Metal? Christian? Gay?

Metal bands aren't very interesting. Black men fronting metal/punk bands? Seen it before—Bad Brains, Living Colour, Body Count. Christian black men in metal bands? There's that guy in POD, and . . . give us an hour, we'll find another. Gay Christian black men in metal bands? Well, that's different.

And so it was back in 1998, when Doug Pinnick, the singing bassist of arty Houston metal trio King's X, came out in an interview with Contemporary Christian Music magazine. Hate mail from supposedly loving, compassionate Christians followed. King's X albums were banned from Christian bookstores. Fans stopped liking the band overnight, even though a lot of them had taken to heart their song lyrics, oozing spiritual themes. They even had an anti-abortion song, “Legal Kill,” which ensured proper Christian street cred.

But that didn't matter to the flock's more close-minded types. Apparently in the dictates of modern Bible-beating, you can backslide and be forgiven, but the one thing you absolutely cannot do is be Christian and proudly, happily queer.

“We lost a lot of the Christians who used us as a platform for their faith, and we're quite happy they're gone,” Pinnick says, calling from a tour bus somewhere in Ohio. “Any time you do something that steps out of the box, they'll turn on you.” Like snakes, we assume.

Pinnick has also been discovering that once you out yourself, it's something you never stop doing.

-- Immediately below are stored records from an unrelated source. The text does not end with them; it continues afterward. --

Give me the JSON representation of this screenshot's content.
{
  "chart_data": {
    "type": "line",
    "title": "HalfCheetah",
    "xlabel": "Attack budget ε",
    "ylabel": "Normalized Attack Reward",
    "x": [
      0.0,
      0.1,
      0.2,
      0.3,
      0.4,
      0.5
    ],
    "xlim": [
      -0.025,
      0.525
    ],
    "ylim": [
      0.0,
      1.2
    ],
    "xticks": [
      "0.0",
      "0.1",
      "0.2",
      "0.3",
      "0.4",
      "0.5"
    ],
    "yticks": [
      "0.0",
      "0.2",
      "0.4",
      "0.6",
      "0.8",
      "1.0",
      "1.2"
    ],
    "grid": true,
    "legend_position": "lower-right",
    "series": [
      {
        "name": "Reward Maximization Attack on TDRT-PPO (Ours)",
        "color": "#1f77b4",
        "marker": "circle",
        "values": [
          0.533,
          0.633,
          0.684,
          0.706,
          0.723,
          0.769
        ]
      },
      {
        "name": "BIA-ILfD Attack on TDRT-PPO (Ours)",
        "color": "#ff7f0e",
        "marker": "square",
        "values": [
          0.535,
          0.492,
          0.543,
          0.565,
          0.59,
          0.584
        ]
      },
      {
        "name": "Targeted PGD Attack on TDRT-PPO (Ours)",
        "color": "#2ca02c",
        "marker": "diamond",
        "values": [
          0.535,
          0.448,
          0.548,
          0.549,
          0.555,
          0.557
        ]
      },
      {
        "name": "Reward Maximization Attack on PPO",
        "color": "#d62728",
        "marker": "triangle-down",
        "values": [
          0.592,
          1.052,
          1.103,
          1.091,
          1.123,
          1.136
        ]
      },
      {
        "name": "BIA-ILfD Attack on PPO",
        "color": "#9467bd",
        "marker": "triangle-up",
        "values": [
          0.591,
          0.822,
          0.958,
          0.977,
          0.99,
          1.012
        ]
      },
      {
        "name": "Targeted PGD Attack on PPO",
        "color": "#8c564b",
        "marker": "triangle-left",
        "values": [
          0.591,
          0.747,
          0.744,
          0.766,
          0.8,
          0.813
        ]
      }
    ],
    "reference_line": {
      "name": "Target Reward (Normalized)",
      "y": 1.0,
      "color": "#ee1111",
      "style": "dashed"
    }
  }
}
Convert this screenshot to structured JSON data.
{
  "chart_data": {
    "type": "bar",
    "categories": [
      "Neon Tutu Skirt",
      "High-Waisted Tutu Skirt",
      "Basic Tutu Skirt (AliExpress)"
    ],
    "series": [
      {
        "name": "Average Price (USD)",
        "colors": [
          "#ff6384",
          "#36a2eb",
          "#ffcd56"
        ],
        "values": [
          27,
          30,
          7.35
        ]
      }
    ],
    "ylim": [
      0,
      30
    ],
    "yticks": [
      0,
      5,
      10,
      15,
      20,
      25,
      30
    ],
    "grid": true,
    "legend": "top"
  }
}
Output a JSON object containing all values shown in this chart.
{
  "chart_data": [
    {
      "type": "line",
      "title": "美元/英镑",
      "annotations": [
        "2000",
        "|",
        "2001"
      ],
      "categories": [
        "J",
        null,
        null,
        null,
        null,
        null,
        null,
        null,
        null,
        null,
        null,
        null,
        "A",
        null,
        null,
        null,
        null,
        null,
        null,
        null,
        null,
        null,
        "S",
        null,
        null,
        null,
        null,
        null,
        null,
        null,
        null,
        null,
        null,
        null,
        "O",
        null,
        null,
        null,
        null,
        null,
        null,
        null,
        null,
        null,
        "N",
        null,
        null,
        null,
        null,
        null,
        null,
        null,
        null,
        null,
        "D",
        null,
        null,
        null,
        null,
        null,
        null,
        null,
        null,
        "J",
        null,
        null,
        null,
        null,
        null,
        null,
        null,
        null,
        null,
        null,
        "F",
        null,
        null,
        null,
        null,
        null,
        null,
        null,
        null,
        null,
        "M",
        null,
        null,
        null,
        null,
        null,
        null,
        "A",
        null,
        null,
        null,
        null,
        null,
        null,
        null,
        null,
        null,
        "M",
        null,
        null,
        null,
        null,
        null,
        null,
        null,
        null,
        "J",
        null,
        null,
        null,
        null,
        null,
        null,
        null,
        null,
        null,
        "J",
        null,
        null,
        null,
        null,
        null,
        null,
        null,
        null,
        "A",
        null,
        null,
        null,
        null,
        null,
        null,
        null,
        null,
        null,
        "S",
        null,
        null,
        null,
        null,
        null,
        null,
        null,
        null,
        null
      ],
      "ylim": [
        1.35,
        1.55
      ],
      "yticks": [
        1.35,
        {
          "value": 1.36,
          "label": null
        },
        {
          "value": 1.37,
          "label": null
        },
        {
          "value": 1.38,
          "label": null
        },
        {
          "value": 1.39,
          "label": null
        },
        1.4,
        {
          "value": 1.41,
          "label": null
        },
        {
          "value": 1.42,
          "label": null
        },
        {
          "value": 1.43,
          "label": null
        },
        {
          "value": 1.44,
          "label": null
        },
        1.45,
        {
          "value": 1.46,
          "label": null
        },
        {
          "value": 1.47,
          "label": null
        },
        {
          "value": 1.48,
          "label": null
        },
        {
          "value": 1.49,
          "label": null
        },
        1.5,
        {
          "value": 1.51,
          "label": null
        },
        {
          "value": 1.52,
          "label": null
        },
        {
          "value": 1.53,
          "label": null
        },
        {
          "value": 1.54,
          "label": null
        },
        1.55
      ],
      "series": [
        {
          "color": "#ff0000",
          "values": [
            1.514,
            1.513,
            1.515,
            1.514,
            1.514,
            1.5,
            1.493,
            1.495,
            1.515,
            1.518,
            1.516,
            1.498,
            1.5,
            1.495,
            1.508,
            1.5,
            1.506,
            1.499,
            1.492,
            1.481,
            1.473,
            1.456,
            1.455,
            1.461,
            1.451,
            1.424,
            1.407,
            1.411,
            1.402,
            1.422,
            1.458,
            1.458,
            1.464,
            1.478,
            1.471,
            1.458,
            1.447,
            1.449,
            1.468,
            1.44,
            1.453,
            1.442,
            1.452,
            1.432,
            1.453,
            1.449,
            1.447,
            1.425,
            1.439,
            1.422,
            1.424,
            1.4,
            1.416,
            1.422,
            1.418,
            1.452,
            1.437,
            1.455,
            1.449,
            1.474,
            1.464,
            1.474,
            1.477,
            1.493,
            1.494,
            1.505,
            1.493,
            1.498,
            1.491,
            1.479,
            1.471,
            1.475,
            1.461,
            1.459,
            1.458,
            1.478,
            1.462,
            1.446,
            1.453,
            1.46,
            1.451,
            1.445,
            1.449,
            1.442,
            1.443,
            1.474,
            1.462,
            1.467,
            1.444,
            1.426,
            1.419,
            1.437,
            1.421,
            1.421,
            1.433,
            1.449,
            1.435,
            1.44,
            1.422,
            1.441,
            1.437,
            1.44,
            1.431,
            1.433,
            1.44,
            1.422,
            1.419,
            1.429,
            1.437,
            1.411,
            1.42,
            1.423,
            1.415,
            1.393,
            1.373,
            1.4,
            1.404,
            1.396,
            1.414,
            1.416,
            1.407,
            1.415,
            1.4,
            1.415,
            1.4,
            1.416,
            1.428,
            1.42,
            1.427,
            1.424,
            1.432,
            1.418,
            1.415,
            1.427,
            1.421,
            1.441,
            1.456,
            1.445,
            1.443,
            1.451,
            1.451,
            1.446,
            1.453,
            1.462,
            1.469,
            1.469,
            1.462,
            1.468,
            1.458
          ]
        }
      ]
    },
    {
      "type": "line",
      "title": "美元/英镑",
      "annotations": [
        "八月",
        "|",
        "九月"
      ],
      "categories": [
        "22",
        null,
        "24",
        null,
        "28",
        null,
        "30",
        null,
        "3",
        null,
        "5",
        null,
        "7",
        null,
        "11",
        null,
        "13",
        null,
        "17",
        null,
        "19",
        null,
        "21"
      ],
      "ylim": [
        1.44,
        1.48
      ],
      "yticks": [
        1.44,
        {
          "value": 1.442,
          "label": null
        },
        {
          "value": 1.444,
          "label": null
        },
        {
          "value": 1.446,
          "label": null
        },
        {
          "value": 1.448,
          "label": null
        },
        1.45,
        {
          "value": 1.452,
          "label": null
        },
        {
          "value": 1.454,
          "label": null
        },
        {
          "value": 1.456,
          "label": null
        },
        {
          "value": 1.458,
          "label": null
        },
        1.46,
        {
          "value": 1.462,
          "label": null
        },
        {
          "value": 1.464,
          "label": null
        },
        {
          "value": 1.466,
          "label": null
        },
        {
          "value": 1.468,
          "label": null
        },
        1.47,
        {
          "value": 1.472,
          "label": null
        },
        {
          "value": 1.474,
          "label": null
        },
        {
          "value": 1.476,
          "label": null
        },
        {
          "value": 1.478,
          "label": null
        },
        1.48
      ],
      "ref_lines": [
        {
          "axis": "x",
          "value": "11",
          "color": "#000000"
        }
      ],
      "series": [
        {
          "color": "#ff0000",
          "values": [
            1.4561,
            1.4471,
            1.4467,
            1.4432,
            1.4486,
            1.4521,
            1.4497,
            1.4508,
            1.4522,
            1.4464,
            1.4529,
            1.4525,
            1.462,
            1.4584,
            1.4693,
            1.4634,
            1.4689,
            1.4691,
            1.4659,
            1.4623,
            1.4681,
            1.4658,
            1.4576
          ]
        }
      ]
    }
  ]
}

Last year, he gave an interview to the Advocate, which got him several e-mails from gay fans who told him they were encouraged by what he'd done and who likely never knew he had been out for four years already.

Pinnick, though, is hardly the queer stereotype that many in the Christian community would be quick to brand him. He's not into parades or activism, aside from slapping a pink triangle sticker on his bass. In a recent interview, Pinnick said he feels that part of the reason he's gay is because of childhood sexual abuse he endured in his youth, which plays neatly into the tired creed spouted by such right-leaning groups as Focus On the Family. But he also knows that's not the case with every gay man, and he certainly doesn't buy into the being-gay-is-a-choice rhetoric, either. “Your sexual orientation is given to you when you're born,” he'll tell you in a staid, matter-of-fact tone, as if not a day goes by when someone doesn't confront him about it.

A lifetime spent listening to high-and-mighty zealots rant against the evils of homosexuality eventually took its toll. Pinnick was raised homophobic, he admits, by a grandmother who went to church every day and read scripture regularly but who never told Pinnick she loved him (which has left him with a keen sense of picking out hypocrisy). The struggle between what Pinnick was taught and what he knew to be the truth left him a depressed, suicidal mess. Finally, he was able to confront his feelings.

“If God is true, then he wanted me to be gay,” he says. “I feel I'm spiritually stronger since coming out. I just got away from my fears and insecurities. I used to have these vivid spiritual dreams where I'd wake up screaming. I don't have those anymore.”

Acknowledging first to himself that he was gay left Pinnick with a feeling of being born again, a commonality shared by gays and Christians, even though neither group may necessarily want to admit it. His King's X band mates, guitarist Ty Tabor and drummer Jerry Gaskill, who are also Christians, were supportive, and they remain so, even after Pinnick decided to leave Christianity—or rather, the politics of Christianity—behind.

“I still believe there's something out there that I don't know anything about,” Pinnick says. “I still have a relationship with God or whatever you want to call God. I just don't buy into the dogma anymore.”

One thing Pinnick hasn't been able to do is maintain a relationship, something even straight rockers find daunting. He has never had a boyfriend; his life partner is pretty much his music. Since coming out, he says he feels no need to write queer-themed songs, preferring to stick to more universal subject matters, like dealing with the general freakiness of life.

“Our personal lives are our personal lives. At the end of the day, we're just a rock N roll band.”